La morte di Maria Rita Lo Giudice si somma a quella di tante altre vittime di mafia. La sua scelta rievoca in particolare un copione già tragicamente visto: un’altra giovane ragazza, anche lei di nome “Rita”, anche lei appartenente ad una pericolosa famiglia mafiosa: Rita Atria, figlia del mafioso di Cosa Nostra Vito Atria, decise di uscire di scena allo stesso modo, lanciandosi da una finestra verso l’oblio.

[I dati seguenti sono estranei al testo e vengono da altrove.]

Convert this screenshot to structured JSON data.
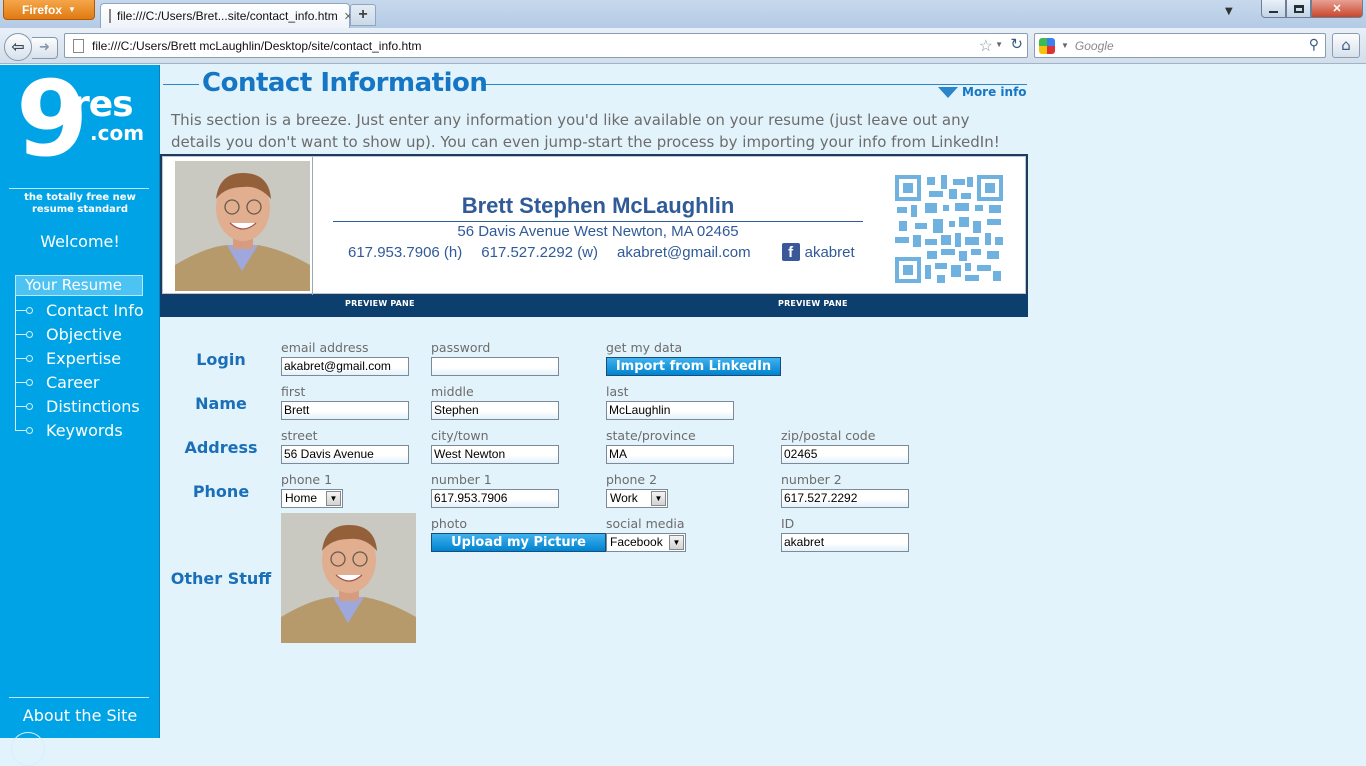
{
  "browser": {
    "app_button": "Firefox",
    "tab_title": "file:///C:/Users/Bret...site/contact_info.htm",
    "new_tab": "+",
    "url": "file:///C:/Users/Brett mcLaughlin/Desktop/site/contact_info.htm",
    "search_placeholder": "Google"
  },
  "sidebar": {
    "logo_nine": "9",
    "logo_res": "res",
    "logo_com": ".com",
    "tagline": "the totally free new resume standard",
    "welcome": "Welcome!",
    "section": "Your Resume",
    "items": [
      {
        "label": "Contact Info"
      },
      {
        "label": "Objective"
      },
      {
        "label": "Expertise"
      },
      {
        "label": "Career"
      },
      {
        "label": "Distinctions"
      },
      {
        "label": "Keywords"
      }
    ],
    "about": "About the Site"
  },
  "main": {
    "title": "Contact Information",
    "more_info": "More info",
    "intro": "This section is a breeze. Just enter any information you'd like available on your resume (just leave out any details you don't want to show up).   You can even jump-start the process by importing your info from LinkedIn!"
  },
  "preview": {
    "name": "Brett Stephen McLaughlin",
    "address": "56 Davis Avenue West Newton, MA  02465",
    "phone_home": "617.953.7906 (h)",
    "phone_work": "617.527.2292 (w)",
    "email": "akabret@gmail.com",
    "social_glyph": "f",
    "social": "akabret",
    "bar_label_left": "PREVIEW PANE",
    "bar_label_right": "PREVIEW PANE"
  },
  "form": {
    "login": {
      "label": "Login",
      "email_label": "email address",
      "email": "akabret@gmail.com",
      "password_label": "password",
      "password": "",
      "getdata_label": "get my data",
      "import_button": "Import from LinkedIn"
    },
    "name": {
      "label": "Name",
      "first_label": "first",
      "first": "Brett",
      "middle_label": "middle",
      "middle": "Stephen",
      "last_label": "last",
      "last": "McLaughlin"
    },
    "address": {
      "label": "Address",
      "street_label": "street",
      "street": "56 Davis Avenue",
      "city_label": "city/town",
      "city": "West Newton",
      "state_label": "state/province",
      "state": "MA",
      "zip_label": "zip/postal code",
      "zip": "02465"
    },
    "phone": {
      "label": "Phone",
      "phone1_label": "phone 1",
      "phone1_type": "Home",
      "number1_label": "number 1",
      "number1": "617.953.7906",
      "phone2_label": "phone 2",
      "phone2_type": "Work",
      "number2_label": "number 2",
      "number2": "617.527.2292"
    },
    "other": {
      "label": "Other Stuff",
      "photo_label": "photo",
      "upload_button": "Upload my Picture",
      "social_label": "social media",
      "social_type": "Facebook",
      "id_label": "ID",
      "id": "akabret"
    }
  },
  "colors": {
    "sidebar": "#00a4e6",
    "accent": "#1576c4",
    "preview_bar": "#0d3f6e",
    "page_bg": "#e3f3fb"
  }
}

La memoria si sposta di qualche decina di chilometri verso ovest, dalla Calabria alla Sicilia, nella città di Partanna (TP).
(Rita Atria)
Rita Atria era solo una ragazzina quando alla morte del padre era diventata la confidente del fratello Nicola, anche lui mafioso, che era solito raccontarle i dettagli del suo “mestiere”. Un giorno anche Nicola venne spezzato da una raffica di pallottole e Rita decise di collaborare con la giustizia, sotto l’ala paterna del giudice Paolo Borsellino. In quel magistrato gentile con i baffi un po’ ingialliti dalle troppe sigarette la piccola Rita vedeva il papà che avrebbe voluto avere, mentre i suoi parenti di sangue la rinnegavano e la minacciavano.
Ma un giorno una Fiat 126 imbottita di esplosivo spense le speranze di Rita e di tutti gli italiani onesti. E pochi giorni dopo Rita Atria in preda alla disperazione volò via. Aveva solo 17 anni.
Le dolorose vicende delle due “Rite”, così uguali nelle loro diversità, sono la riprova di un concetto estremamente banale: e cioè che la mafia è un sistema che distorce i valori fondamentali della vita e che i mafiosi sono persone dotate di scarsa intelligenza e disabituate alla bellezza. A che serve essere temuti se si spreca la vita in latitanza o in una cella? A cosa servono montagne di denaro se si deve vivere guardandosi costantemente le spalle? A cosa serve millantare il rispetto per la famiglia se metà dei parenti sono morti, latitanti o in carcere? A cosa serve la morte di una ragazza nel fiore degli anni se non a ricordarci che la mafia, ora e per sempre, non è altro che un’enorme montagna di merda?